9- Surat Perjanjian

648 271 265
                                    

Sebenernya gue sudah curiga kalau Rayen itu nggak waras. Mulai dari  bolos pelajaraannya Mrs. Jenni yang killer, chat tengah malem cuma buat ngomong kaya gitu, dan sekarang beli materai minta dianterin abang Go-jek.

Sekarang ini, gue malah ditinggal sendirian di halaman belakang rumah Rayen yang luas banget. Dari yang gue lihat, sepertinya halaman belakang rumah Rayen bisa dibuat main sepak bola.

Rayennya? Nggak tau kemana dari tadi nggak balik-balik. Padahal sudah lima belas menit berlalu. Pamitnya si iya sebentar. Tapi, baliknya? Nungguin ayam beranak.

Beberapa menit kemudian, setelah gue bosen sendiri mau ngapain. Akhirnya batang hidung Rayen kelihatan. Gue udah menyiapkan sumpah serapah gue buat dia. Tapi nggak jadi.

Iya nggak jadi, kenapa? Karena gue bingung, kenapa bocah itu malah bawa kertas sama pulpen? Mau minta  diajarin gue? Gue mana bisa, pas diterangkan guru gue tidur, pas ulangan gue nyontek Erin.

Gue mengernyitkan dahi, "Lo ngapain bawa kertas sama pulpen? Mau minta diajarin gue matematika? Maaf nih ya, gue nyerah kalau pasal ini. Gue nggak bisa."

Rayen berjalan mendekati gue, "Bukan. Lo nggak perlu ngajarin gue matematika. Lima belas menit aja gue udah selesai ngerjain." Gayanya menyombongkan diri. Gue mah nggak percaya palingan ngarang semua.

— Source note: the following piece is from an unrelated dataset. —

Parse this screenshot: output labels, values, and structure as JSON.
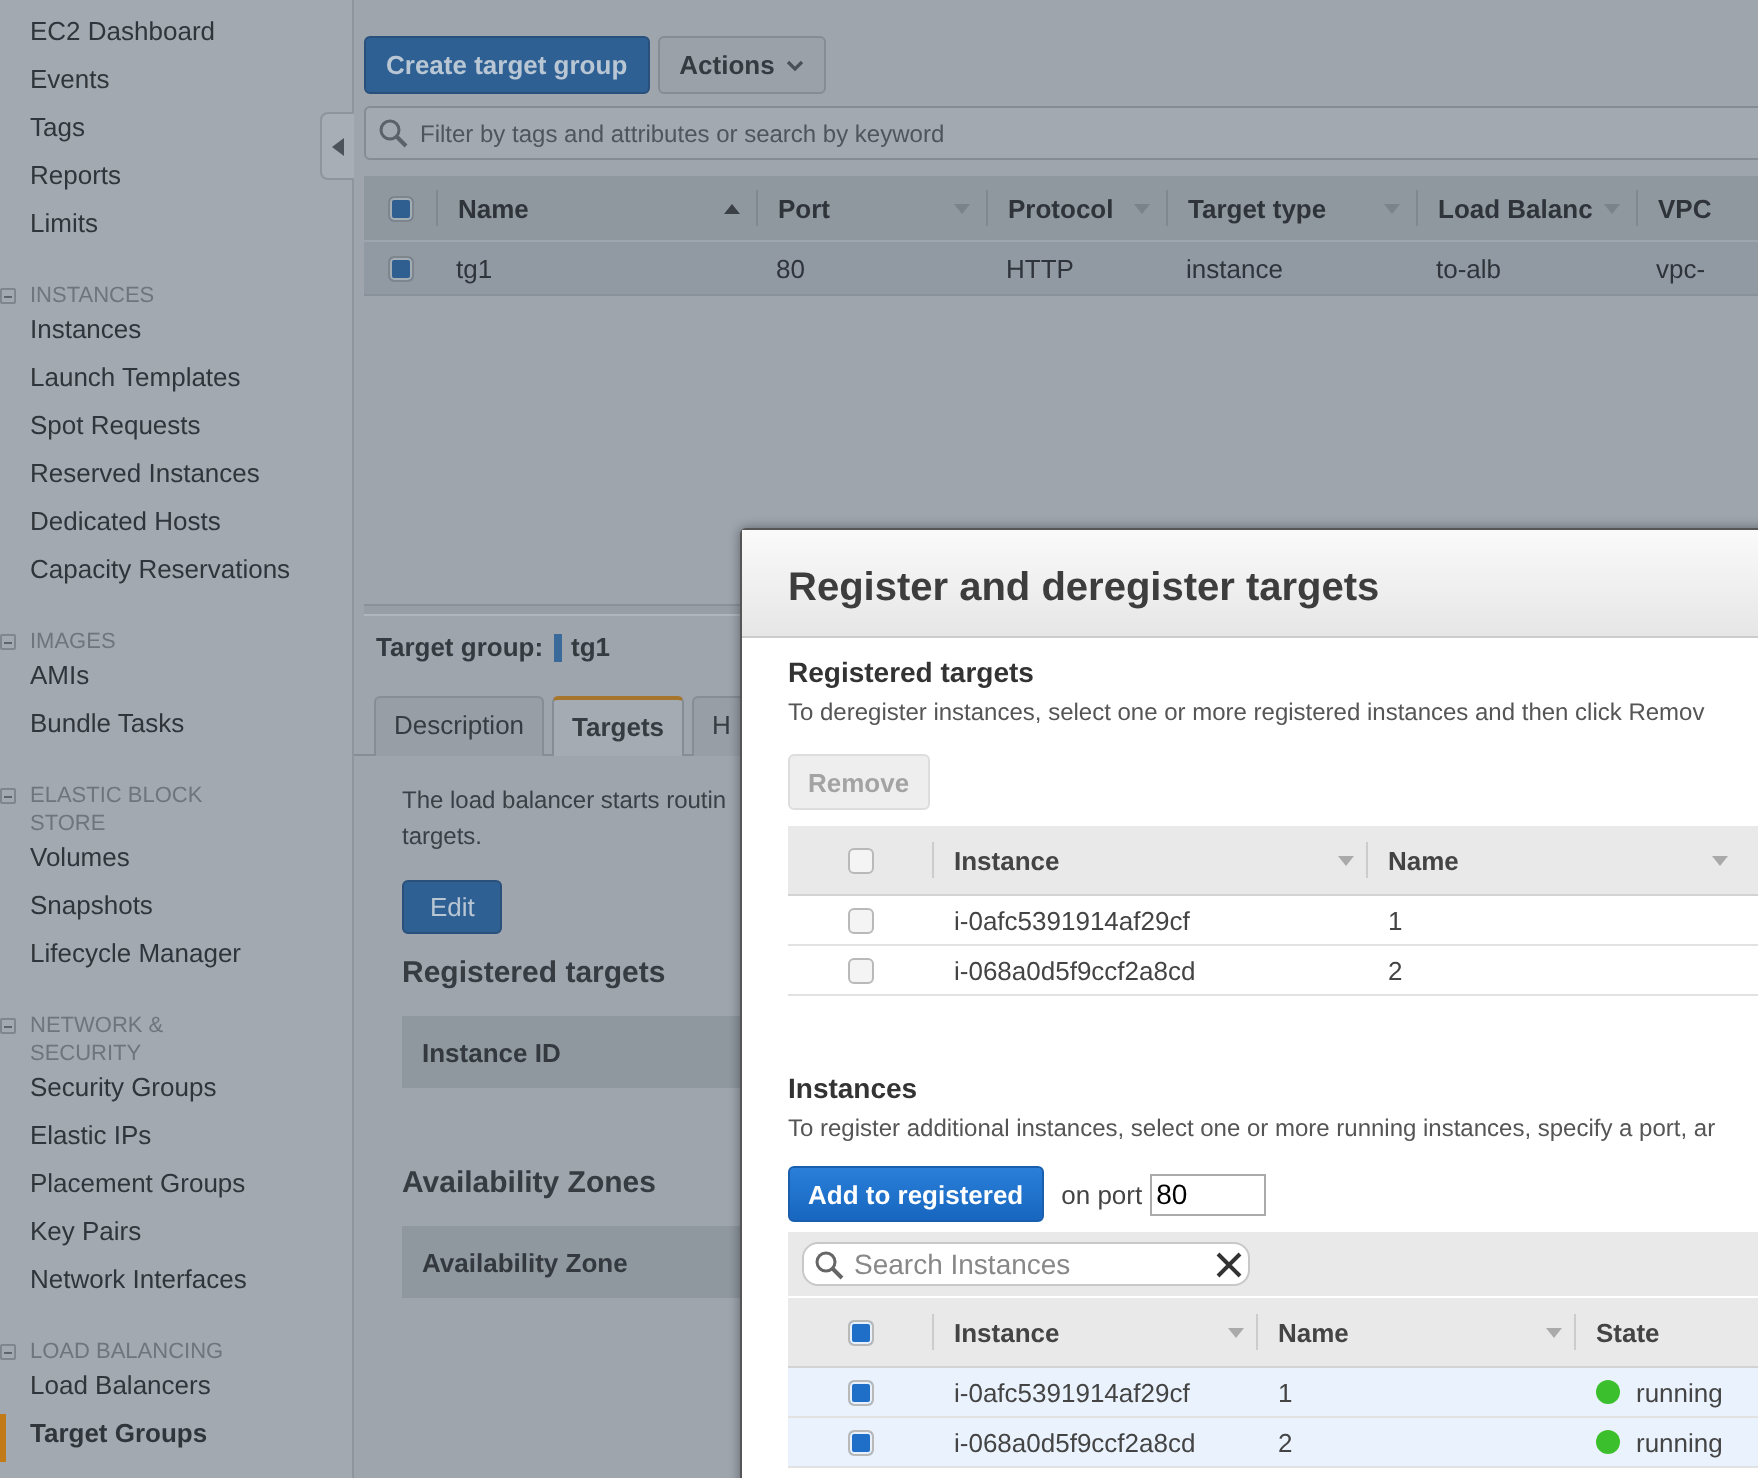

"Palingan ngarang semua, jadi cepet selesainya."

"Serah lo aja mau percaya apa nggak. Yang pasti gue lihat soalnya udah nemu jawabannya."

Iya lah udah ada jawabannya, kan soalnya pilihan ganda. Cuma dimana jawaban yang bener yang gue nggak tahu.

"Terus lo mau ngapain? Mau bikin surat wasiat?" Tanya gue. Ya mungkin aja kan siapa tau.

"Bukan." Jawabnya santai sambil berjalan ke tempat duduk kayu yang ada di sebelah kanan tanaman anggrek.

Gue mengikuti Rayen, duduk di hadapannya. "Lah terus kenapa lo beli materai?"

"Gue mau buat sesuatu."

"Apa?"

Lama-lama kok gue jadi penasaran ya? Padahal mah, Rayen mau ngapa-ngapain urusan dia. Ngapain gue penasaran?

"Nanti juga lo tau."

"Ya apa? Lo mau nulis apa si?" Gue memajukan badan, melihat apa yang tengah ditulis oleh Rayen.

"Bawel amat si? Bisa diem nggak? Mundur sana lo!" Rayen mendorong badan gue ke belakang. Gue hampir aja jatuh ke rerumputan. Untung aja gue pegangan, kalau nggak ya udah jatuh, dan pantat gue sakit lagi. Padahal ini aja baru sembuh setelah dua kali, pagi dan sore gue tabrakan mulu sama Rayen waktu itu.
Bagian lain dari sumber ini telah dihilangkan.